Vanitas

La maquina del tiempoDesde que vivo en Austria la muerte se ha convertido para mí en algo mucho más familiar y menos temible de lo que era en España.

15 de Julio.- Querida Ainara (*) : desde que vivo en Austria pienso mucho más en la muerte de lo que lo hacía en España. Bueno, quizá no es verdad que pienso mucho más, sino que pienso de otra manera. De alguna forma, los austriacos me han contagiado su manera de ver el final que nos espera a todos. Entre eso y que, claro, uno va cumpliendo años, uno ha terminado por adoptar sobre el propio final y sobre el del resto de la gente una mirada que, por lo menos a priori, podría decirse que es entre resignada y neutral.

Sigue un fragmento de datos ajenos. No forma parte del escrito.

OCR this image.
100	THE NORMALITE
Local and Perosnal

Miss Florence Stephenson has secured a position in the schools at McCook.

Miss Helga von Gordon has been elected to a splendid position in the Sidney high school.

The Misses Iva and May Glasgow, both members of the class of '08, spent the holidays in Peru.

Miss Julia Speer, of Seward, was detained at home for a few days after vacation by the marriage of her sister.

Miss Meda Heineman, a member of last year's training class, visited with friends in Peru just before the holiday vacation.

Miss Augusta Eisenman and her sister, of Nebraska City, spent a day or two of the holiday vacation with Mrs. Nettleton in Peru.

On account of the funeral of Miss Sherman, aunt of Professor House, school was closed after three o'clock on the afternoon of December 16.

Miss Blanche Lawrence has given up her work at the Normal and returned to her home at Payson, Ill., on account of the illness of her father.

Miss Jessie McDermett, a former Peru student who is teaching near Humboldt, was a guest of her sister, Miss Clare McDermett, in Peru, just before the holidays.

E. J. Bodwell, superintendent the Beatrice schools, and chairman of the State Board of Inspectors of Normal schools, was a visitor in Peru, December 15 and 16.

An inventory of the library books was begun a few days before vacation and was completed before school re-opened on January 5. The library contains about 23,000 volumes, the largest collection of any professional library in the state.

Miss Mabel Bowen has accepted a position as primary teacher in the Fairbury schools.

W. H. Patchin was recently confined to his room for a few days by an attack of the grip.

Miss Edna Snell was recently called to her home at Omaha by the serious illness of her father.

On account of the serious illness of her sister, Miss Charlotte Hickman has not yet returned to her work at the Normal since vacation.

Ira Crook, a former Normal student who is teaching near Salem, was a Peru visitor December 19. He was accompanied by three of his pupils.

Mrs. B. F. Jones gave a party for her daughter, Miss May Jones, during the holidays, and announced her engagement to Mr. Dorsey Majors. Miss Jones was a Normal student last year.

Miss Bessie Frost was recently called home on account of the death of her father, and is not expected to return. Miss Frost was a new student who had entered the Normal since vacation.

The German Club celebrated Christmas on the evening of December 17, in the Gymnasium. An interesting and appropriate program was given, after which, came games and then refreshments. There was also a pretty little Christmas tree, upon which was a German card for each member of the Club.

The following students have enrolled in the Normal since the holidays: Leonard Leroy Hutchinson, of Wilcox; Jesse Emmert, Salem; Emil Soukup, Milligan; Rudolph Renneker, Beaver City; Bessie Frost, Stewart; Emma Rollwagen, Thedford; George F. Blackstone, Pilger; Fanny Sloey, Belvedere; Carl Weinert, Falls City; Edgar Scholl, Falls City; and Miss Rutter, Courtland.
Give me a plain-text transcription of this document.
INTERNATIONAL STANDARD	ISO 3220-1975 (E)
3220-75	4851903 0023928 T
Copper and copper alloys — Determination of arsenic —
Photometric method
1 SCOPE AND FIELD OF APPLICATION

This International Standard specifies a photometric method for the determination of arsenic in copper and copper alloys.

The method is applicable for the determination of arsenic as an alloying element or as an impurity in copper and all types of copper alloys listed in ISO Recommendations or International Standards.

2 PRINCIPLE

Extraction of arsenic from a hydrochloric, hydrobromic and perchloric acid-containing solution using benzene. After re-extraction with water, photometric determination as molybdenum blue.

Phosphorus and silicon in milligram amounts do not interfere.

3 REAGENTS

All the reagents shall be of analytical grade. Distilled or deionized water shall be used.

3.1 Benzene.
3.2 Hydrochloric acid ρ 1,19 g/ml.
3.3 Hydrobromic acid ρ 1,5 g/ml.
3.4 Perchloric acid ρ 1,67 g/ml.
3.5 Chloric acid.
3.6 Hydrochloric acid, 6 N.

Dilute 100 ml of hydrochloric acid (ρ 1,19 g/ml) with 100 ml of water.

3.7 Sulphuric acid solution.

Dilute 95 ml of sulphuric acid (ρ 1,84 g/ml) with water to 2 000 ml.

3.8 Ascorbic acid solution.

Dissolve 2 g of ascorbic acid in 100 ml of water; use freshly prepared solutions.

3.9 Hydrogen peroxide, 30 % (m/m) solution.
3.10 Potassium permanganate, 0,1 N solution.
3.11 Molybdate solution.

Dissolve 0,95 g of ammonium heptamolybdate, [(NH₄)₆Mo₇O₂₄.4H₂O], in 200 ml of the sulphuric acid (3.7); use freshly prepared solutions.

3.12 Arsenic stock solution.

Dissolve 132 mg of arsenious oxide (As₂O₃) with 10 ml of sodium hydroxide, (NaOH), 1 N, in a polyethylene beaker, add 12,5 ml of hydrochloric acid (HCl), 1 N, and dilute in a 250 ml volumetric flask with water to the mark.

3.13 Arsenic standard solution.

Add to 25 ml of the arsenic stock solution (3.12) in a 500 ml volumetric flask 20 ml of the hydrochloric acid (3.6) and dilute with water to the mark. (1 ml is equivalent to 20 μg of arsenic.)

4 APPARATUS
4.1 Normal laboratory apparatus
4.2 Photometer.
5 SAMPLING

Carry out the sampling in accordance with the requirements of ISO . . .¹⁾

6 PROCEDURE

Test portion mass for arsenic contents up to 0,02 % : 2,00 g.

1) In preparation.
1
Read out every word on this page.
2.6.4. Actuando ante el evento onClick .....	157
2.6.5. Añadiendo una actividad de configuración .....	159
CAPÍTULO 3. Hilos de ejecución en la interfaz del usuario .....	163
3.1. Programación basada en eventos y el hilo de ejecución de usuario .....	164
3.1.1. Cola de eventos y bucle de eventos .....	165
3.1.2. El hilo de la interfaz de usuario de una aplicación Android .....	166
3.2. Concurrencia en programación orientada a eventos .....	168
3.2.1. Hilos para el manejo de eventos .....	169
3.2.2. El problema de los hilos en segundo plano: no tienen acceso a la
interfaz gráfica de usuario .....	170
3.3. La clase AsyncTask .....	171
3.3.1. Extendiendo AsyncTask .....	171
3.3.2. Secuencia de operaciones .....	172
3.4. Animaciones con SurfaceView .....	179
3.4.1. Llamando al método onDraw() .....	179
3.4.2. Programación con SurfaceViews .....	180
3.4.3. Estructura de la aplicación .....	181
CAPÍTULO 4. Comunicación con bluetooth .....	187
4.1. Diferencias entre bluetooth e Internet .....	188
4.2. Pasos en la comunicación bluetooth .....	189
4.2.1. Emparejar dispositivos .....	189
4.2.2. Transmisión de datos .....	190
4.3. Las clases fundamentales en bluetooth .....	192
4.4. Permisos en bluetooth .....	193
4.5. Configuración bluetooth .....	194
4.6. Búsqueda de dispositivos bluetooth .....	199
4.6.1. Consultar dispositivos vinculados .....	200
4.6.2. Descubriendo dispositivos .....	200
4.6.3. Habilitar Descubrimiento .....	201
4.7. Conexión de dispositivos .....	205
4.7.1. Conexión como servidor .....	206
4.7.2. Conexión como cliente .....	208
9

Sin embargo, ante determinadas cosas, uno no puede dejar de sentir una cierta melancolía, que quizá no es otra cosa que el residuo del instinto del animal que somos, ese que en el fondo piensa que el marcharse es una cosa que siempre le ocurre a otros ¿Para qué venimos aquí? ¿Qué sentido tiene todo esto? He visto Rayos C brillar en la oscuridad cerca de la puerta de Tanhauser, que decía el replicante de Blade Runner.

Este fin de semana he estado ayudando a deshacer la casa de un anciano que vivía solo y al que sus hijos han llevado a una residencia para que estuviera mejor atendido. Nuestra vida, Ainara, está limitada, pero es cierto que cada vez es más larga y en una casa normal no se le puede garantizar una calidad de vida decente a un anciano que haya alcanzado lo que los especialistas empiezan a llamar “la cuarta edad”. Este anciano del que hablo, Ainara, tiene suerte de todas formas: buena pensión e hijos que se preocupan por él, pero esto no quita para que todo el mundo sea consciente de que ha iniciado ya el “atardecer de su vida” y que el ocaso es una cuestión de tiempo.

Abriendo armarios, diferenciando lo que sirve de lo definitivamente inútil, uno no podía dejar de pensar en la vanidad de todas las cosas.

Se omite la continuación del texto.